Logotype for Holcim AG

Holcim (HOLN) CMD 2025 summary

Event summary combining transcript, slides, and related documents.

Logotype for Holcim AG

CMD 2025 summary

1 Dec, 2025

Strategic Vision and Market Positioning

  • Amrize is being spun off from Holcim to focus exclusively on North America, aiming to accelerate growth and unlock value through a dedicated leadership team and board.

  • Holds leading positions: #1 in cement, #2 in commercial roofing, and #1 or #2 in 85% of aggregates markets served.

  • Operates two main segments: building materials (cement, aggregates, ready mix, asphalt) and building envelope (roofing, wall systems), serving all construction markets.

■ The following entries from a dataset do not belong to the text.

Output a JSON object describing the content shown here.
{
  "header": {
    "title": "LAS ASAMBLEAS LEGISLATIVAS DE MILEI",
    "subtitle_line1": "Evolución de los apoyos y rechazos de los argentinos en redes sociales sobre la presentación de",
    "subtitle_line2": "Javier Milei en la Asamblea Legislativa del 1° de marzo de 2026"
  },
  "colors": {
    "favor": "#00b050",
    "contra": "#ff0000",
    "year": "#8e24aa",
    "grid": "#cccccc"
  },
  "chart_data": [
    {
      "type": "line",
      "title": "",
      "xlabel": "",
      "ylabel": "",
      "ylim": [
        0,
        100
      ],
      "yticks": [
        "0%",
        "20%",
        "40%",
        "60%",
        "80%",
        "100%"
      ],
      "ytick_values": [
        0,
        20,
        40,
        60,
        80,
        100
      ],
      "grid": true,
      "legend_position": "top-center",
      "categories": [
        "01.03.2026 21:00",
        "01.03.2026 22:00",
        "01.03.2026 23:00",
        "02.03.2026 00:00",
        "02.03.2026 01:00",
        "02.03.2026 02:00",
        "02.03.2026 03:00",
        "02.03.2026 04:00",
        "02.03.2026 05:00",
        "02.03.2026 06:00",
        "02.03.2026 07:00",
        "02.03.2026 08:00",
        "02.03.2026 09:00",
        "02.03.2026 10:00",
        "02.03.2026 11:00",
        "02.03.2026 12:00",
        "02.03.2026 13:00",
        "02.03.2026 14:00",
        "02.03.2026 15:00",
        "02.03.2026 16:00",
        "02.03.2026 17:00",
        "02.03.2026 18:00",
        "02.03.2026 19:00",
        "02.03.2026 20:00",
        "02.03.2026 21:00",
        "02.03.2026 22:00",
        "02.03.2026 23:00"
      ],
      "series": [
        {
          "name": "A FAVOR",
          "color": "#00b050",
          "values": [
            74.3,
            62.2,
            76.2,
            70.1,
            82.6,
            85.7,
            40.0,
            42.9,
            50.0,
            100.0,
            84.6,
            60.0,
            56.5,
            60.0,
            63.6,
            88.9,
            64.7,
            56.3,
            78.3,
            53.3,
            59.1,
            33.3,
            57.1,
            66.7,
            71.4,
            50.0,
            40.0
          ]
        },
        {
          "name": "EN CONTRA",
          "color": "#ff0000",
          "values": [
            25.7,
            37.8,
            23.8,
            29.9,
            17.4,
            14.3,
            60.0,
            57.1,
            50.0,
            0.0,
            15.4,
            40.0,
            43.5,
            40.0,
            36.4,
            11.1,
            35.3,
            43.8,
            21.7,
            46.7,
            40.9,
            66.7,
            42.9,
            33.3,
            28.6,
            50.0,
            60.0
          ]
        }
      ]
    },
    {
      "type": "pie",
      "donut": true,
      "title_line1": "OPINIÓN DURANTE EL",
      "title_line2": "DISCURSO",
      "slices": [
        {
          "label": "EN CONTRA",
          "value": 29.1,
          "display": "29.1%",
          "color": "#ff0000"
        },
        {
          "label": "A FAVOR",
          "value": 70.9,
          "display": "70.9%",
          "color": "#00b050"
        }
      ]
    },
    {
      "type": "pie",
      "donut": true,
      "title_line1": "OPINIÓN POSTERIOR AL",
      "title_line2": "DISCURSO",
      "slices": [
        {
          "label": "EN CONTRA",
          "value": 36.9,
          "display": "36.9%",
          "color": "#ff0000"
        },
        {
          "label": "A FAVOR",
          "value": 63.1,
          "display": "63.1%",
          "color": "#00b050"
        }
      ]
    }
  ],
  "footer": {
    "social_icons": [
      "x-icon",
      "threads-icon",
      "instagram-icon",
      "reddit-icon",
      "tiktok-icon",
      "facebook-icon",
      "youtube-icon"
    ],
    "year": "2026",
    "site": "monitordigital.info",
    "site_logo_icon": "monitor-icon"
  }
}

  • Unparalleled operational footprint with over 1,000 sites and 19,000 employees across North America.

  • Strategic drivers include 100% North American focus, proven value creation, and a growth-oriented capital structure.

Financial Performance and Guidance

  • Nearly doubled the North American business in the past five years, with double-digit annual sales and EBITDA growth since 2021.

  • Achieved 2024 revenues of $11.7 billion and adjusted EBITDA of $3.2 billion, with a 27.2% margin.

  • Free cash flow reached $1.7 billion in 2024, consistently converting over 50% of adjusted EBITDA.

  • Midterm targets (2025–2028): revenue growth of 5–8% annually, adjusted EBITDA growth of 8–11% annually, and over $8 billion cumulative free cash flow.

  • Expects continued margin expansion through operational synergies and $250 million in cumulative savings from 2025–2028.

Growth Strategy and Capital Allocation

  • Growth driven by organic investments, capacity expansions, and disciplined M&A, with 35 acquisitions since 2018 adding $3.8 billion in annual revenue.

  • Building materials segment leverages scale, local leadership, and a strong reserve base for continued growth and margin expansion.

  • Building envelope segment built through seven acquisitions since 2021, now a $3.4 billion business with advanced solutions and iconic brands.

  • Capital allocation prioritizes reinvestment, bolt-on and transformative M&A, and shareholder returns via dividends and opportunistic buybacks.

  • Maintains a strong balance sheet, targeting net leverage under 2x and investment grade credit ratings.